Um exemplo: se um inquérito é aberto com suspeita de acidente, mas depois a investigação aponta homicídio, o crime não entra nessa estatística de mortes violentas.
Estados explicam
O UOL entrou em contato com as secretarias que tiveram maior diferença. Goiás, Rio de Janeiro e Minas Gerais não responderam aos e-mails enviados na semana passada.
A Secretaria de São Paulo justificou a diferença porque a “as bases de dados utilizadas são diferentes.” O Estado ainda possui um manual de interpretação de dados criminais, que explica as diferenças estatísticas.
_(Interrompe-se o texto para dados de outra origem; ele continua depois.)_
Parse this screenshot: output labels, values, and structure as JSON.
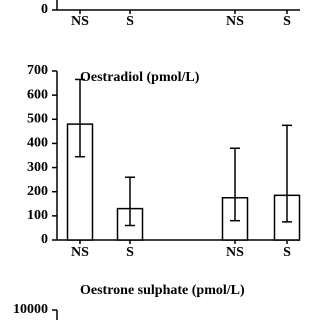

Na esfera da Saúde a preocupação está em identificar a natureza da morte do ponto de vista sanitário, enquanto na Segurança a preocupação é de natureza jurídica e criminológica”, diz o texto.
O subsecretário de Gestão Estratégica da Secretaria de Segurança Pública e Defesa Social do Espírito Santo, Gustavo Debortoli, explicou que a diferença de dados no Estado ocorreu por falha no preenchimento ao banco de dados do sistema, que é feito nas próprias delegacias.
“Se a delegacia não tiver Internet em um momento, por exemplo, não é possível atualizar os dados. Nossos dados aqui fechados depois que recebemos tudo e apontaram, em 2012, número até maior que que o Ministério da Saúde. Não trabalhamos com omissão de dados”, informou.
Sobre a falta de padronização dos Estados, o Ministério da Justiça informou que, desde 2004, foram produzidos dois manuais de padronização. Em 2012, foi promulgada uma lei que vinculou o repasse de recursos aos estados a adesão ao sistema, “cuja padronização é definida por um Conselho Gestor”.